About five years after its last upgrade, FICO has announced the latest iteration of its scoring system: FICO 9.
The new credit scoring system, which will be commercially available to lenders this fall, makes some significant changes in the way FICO handles accounts in collection — and certain consumers will likely find it more forgiving.
The current version of the FICO score (FICO 8) doesn’t differentiate between collection accounts. That means all collection debts, no matter what type they are – and whether they’re paid or unpaid – cause equal damage to your score.
Once FICO 9 launches, however, two big things are going to change:
1. Paid-off collection accounts will no longer hurt you: Under FICO 9, if you pay off a collection account so that it shows a zero balance on your credit reports, it won’t hurt your FICO score. Currently, the original sin of letting an account go into collections will punish your score as long as that account remains on your credit reports. But FICO 9 forgives you once you make things right.
2. Medial debts won’t weigh down your score as much: Right now, FICO sees all collection accounts as equal – whether they’re from an unexpected illness that saddled you with crushing medical debt or a shopping spree. FICO 9, however, will give you somewhat of a break when it comes to the former.
Unlike paid-off collection accounts, the new FICO score won’t ignore medical debt. But it will discount it. That means medical collection accounts will drag down your FICO score less than other unpaid collection accounts will.
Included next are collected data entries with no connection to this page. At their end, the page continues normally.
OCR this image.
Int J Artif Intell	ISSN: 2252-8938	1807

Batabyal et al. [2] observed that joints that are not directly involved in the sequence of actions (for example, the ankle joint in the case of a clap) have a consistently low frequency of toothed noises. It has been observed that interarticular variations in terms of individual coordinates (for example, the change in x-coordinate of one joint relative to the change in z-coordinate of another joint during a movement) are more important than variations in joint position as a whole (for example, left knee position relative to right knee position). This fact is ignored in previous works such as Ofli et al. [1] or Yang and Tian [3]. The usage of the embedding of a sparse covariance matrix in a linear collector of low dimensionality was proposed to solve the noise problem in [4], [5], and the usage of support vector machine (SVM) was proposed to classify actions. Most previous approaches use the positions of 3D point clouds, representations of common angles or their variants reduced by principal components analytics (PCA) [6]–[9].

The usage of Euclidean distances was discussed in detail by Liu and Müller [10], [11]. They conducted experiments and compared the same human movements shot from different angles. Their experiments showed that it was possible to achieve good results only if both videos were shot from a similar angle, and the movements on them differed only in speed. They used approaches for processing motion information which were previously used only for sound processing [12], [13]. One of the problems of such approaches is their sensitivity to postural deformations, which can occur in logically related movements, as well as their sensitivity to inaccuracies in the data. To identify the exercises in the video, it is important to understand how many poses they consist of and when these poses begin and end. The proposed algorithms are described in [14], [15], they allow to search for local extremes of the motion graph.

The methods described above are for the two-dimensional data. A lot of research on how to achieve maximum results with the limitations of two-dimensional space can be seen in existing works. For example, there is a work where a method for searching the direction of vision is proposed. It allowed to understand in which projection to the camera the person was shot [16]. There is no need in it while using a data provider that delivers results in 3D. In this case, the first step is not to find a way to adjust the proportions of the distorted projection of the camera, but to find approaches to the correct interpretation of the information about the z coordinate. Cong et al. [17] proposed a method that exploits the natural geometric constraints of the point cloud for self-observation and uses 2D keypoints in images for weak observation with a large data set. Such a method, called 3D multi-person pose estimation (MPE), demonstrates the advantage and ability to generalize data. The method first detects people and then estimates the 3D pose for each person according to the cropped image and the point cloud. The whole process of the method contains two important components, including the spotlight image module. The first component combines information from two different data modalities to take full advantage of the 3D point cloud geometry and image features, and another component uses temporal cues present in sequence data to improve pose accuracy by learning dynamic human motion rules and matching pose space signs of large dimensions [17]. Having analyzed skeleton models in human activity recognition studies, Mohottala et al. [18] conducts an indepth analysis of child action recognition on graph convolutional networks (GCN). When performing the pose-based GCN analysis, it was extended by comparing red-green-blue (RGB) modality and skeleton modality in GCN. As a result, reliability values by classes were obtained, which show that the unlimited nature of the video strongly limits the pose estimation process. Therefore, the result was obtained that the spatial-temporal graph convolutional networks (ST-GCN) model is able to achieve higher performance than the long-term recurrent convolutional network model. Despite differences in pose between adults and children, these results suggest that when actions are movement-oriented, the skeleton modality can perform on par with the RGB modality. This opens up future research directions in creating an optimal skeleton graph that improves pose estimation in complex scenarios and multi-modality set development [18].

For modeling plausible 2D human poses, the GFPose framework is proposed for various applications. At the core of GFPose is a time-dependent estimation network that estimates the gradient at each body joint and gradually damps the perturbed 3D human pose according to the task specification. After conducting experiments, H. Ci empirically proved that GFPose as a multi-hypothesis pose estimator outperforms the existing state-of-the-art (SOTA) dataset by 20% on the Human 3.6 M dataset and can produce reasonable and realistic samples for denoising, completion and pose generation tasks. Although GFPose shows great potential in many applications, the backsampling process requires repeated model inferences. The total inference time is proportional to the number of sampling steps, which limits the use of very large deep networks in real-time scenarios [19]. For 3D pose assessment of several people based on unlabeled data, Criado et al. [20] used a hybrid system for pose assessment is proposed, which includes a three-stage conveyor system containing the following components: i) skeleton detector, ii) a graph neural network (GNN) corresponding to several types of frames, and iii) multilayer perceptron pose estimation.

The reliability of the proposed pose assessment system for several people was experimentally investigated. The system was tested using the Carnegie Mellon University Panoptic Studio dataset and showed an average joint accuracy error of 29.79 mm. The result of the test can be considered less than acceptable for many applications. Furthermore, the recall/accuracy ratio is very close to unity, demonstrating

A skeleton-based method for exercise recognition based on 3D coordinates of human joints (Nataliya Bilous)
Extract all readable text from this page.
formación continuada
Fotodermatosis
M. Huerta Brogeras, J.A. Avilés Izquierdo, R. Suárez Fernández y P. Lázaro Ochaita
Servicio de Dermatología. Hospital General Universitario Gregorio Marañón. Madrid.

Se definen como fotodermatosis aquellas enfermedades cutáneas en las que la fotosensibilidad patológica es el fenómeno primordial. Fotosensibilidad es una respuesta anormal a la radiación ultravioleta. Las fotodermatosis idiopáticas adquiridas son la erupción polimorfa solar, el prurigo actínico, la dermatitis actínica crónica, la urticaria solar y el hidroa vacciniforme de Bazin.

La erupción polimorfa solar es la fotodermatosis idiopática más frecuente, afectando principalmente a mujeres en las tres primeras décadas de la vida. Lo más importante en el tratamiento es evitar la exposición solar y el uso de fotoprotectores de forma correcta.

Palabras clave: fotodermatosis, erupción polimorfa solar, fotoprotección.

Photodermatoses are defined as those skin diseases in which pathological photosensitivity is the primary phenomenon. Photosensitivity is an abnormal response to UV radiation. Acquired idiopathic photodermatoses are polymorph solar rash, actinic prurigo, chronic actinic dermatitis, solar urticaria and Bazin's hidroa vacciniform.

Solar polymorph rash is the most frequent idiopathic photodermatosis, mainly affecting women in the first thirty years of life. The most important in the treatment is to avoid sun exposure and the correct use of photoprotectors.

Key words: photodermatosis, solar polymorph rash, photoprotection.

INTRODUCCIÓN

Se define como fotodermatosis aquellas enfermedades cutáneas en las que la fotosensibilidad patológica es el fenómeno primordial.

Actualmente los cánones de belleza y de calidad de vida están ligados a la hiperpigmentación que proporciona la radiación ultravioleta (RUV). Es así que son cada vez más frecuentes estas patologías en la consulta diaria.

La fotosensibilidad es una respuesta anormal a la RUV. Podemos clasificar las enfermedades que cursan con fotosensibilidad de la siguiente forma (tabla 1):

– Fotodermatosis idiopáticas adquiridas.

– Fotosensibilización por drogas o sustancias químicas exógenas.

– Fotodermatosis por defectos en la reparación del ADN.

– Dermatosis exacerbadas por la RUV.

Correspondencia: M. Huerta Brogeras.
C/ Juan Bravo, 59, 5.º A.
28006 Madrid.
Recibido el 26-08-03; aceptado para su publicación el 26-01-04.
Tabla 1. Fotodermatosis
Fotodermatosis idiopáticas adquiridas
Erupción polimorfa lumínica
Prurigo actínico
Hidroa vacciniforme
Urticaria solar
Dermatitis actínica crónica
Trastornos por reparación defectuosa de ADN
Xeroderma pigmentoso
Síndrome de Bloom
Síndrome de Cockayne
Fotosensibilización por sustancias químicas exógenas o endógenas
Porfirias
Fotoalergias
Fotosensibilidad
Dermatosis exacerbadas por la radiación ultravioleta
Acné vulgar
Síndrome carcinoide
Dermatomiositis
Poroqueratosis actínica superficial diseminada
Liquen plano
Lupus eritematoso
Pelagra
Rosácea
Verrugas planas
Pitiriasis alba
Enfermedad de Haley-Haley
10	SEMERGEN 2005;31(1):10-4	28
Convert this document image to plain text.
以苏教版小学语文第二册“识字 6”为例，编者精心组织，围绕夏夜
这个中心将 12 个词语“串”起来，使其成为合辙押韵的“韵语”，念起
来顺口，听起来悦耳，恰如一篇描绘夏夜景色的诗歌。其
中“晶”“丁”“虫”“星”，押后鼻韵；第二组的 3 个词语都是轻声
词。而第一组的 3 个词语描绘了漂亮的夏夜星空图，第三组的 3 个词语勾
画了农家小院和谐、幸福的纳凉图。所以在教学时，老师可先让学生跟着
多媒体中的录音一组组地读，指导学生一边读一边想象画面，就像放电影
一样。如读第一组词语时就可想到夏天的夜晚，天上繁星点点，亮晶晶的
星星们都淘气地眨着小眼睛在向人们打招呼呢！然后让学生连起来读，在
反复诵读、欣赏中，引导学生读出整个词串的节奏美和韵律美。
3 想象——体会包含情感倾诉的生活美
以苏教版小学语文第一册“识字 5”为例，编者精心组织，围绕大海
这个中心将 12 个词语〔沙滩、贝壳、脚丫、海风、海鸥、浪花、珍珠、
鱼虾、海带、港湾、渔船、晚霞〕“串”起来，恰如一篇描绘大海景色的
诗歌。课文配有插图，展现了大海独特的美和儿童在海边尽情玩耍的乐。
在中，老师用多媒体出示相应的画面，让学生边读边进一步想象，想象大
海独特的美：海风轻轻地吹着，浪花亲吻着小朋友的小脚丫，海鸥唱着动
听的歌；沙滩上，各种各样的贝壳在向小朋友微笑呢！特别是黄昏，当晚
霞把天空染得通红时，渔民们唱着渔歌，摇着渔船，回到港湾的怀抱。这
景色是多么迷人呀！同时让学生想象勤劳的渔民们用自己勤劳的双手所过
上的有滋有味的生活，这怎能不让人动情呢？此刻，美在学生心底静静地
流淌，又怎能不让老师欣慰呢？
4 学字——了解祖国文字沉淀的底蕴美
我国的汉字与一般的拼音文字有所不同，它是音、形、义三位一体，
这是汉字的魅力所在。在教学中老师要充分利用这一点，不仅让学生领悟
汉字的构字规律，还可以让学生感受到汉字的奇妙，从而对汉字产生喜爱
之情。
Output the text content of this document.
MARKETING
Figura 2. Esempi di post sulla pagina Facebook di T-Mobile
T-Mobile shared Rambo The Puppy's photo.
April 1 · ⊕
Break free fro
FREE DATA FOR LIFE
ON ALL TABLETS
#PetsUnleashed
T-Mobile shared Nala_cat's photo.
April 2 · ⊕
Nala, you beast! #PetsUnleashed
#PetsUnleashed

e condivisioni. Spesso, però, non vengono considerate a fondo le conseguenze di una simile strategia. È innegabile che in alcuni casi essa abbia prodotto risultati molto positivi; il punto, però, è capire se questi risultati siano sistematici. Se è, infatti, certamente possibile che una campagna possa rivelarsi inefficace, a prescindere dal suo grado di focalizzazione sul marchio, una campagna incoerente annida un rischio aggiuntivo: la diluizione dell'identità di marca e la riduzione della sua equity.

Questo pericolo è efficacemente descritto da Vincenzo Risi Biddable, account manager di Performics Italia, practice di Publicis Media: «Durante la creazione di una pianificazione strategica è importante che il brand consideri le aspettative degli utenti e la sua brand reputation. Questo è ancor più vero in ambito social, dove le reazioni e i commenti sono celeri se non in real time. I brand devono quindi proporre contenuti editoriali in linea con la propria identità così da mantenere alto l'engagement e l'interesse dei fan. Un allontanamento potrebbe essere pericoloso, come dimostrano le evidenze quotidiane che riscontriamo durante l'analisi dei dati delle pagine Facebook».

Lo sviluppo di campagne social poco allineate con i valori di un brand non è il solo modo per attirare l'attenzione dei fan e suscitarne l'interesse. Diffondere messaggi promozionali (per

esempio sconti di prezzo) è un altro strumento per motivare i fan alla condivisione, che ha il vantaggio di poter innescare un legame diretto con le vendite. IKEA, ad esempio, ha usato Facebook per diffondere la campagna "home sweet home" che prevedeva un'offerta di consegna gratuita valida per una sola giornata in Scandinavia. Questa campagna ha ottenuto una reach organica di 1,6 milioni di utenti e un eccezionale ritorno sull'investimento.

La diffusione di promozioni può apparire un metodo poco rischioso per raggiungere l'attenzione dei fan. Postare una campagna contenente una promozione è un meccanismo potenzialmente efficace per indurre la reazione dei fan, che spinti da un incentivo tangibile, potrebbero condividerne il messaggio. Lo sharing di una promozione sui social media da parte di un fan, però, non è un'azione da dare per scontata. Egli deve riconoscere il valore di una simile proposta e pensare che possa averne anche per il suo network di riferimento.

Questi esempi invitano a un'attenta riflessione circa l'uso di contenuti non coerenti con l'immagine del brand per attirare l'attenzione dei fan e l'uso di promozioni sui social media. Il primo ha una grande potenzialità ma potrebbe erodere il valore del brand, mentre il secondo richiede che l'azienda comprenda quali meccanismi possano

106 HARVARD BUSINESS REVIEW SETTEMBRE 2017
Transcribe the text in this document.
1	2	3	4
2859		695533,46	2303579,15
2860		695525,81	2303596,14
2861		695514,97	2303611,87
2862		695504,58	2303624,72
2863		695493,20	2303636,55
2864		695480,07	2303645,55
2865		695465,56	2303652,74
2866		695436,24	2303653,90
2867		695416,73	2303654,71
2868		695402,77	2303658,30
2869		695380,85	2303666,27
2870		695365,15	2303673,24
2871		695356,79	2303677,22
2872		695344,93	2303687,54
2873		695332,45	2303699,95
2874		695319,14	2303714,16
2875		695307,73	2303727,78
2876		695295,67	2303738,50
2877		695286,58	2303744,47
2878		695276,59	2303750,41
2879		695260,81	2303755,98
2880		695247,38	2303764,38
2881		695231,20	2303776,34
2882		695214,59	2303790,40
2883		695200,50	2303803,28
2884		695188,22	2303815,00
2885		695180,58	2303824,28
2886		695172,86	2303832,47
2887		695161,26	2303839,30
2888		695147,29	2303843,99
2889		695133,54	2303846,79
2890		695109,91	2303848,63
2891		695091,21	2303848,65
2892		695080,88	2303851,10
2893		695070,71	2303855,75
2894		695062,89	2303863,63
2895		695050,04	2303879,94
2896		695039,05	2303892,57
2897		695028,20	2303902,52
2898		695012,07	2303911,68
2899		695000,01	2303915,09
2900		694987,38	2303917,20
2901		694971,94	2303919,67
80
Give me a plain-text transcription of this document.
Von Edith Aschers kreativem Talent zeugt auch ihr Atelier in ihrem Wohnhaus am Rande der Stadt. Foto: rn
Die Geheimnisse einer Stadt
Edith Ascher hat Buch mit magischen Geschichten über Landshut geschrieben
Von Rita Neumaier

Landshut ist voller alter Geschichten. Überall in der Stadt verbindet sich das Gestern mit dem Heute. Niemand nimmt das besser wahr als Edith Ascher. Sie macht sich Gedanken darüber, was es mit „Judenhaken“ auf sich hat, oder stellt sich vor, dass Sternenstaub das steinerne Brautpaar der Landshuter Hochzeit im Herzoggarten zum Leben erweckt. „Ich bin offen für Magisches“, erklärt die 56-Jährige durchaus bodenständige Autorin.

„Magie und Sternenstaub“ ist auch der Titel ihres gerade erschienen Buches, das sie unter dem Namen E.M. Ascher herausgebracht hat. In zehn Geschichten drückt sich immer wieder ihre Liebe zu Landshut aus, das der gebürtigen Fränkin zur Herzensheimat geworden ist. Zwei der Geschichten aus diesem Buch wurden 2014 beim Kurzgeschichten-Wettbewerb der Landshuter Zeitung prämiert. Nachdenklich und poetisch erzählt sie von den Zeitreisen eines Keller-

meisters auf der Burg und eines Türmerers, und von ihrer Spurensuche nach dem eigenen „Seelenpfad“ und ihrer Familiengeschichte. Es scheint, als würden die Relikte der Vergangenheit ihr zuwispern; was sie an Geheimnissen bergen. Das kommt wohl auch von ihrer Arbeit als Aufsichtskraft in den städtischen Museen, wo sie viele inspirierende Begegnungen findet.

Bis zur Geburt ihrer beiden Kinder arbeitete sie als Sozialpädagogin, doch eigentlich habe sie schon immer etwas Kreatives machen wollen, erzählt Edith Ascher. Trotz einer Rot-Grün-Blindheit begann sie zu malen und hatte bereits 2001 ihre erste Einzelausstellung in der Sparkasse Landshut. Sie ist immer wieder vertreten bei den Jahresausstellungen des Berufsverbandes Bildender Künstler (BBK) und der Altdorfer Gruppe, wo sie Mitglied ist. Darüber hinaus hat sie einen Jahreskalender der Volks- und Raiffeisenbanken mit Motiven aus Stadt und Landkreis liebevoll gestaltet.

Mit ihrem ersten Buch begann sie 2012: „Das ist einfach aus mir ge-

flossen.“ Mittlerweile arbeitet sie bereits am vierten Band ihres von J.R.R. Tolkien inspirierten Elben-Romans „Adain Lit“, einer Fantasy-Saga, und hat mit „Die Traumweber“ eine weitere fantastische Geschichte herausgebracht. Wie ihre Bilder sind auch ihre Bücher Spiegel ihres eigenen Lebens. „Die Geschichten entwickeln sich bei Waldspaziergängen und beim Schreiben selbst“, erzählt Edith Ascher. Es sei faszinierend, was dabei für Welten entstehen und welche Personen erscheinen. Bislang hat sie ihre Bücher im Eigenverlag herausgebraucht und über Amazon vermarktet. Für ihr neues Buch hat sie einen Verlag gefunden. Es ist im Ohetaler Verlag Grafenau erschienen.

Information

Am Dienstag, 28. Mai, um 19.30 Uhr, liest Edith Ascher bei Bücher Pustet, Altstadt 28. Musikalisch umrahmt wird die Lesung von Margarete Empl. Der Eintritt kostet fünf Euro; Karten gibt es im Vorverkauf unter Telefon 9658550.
Why has FICO changed its tune regarding medical debt? John Ulzheimer, credit expert with Credit Sesame and president of The Ulzheimer Group, suspects the Consumer Financial Protection Bureau’s May 2014 report regarding medical debt may have something to do with it. The report found that those with medical debt (as opposed to other consumer debts) are more creditworthy than scoring models suggest. Medical debt is usually related to circumstances outside the consumer’s control and doesn’t necessarily mean someone won’t pay their other bills, the CFPB argued in its findings.
According to FICO’s press release, the new score will also be “the most consistent” across all three credit bureaus, meaning less fluctuation between your TransUnion, Equifax and Experian FICO scores.
What does it mean for consumers?
FICO 9 becomes available this fall (no date has been announced yet), but that doesn’t mean all lenders will adopt it simultaneously. They’ll convert to the new score “in their own time frame,” Ulzheimer wrote in an email, with adoption reaching critical mass only after repeated testing determines the new score accurately assesses borrower risk better than other scores. Some confusion might linger in the mortgage industry, however, as Fannie Mae and Freddie Mac use older FICO models, Ulzheimer says. If they don’t update, that could mean consumers won’t get a break on medial debts and paid-off collections when they apply for a mortgage.
As FICO 9 achieves dominance, however, it will give some consumers’ scores a lift. In its press release, FICO estimates that the median scores of consumers “whose only major derogatory references are unpaid medical debts” will get a 25-point lift.
Still, as Ulzheimer points out, consumers won’t be invincible against credit denials. Some lenders don’t just check your score and call it a day – they’ll peruse your credit reports as well. Collection accounts (medical and paid-off ones) will still be on your credit reports for lenders to see, and they might decide they make you too much of a risk.
Why the new model?
FICO isn’t making these changes to be nice and give consumers a break. The company’s success relies on its ability to accurately determine borrower risk better than other credit scores out there. So it frequently tweaks the criteria that go into its industry-leading three-digit number. The last major update was in 2009, with FICO 8 (which, among other things, changed the way FICO weighs high-balance card accounts). Its changes for the FICO 9 model indicate that it has found that paid collection accounts and medical bills aren’t as much of a risk indicator. So, although consumers might breathe a sigh of relief, it’s lenders that FICO is trying to win over with a more accurate score.
VantageScore, a credit scoring model developed by the Big 3 credit bureaus, made similar changes in March 2013 with its VantageScore 3.0 model, when it announced it would begin ignoring collection accounts with zero balances.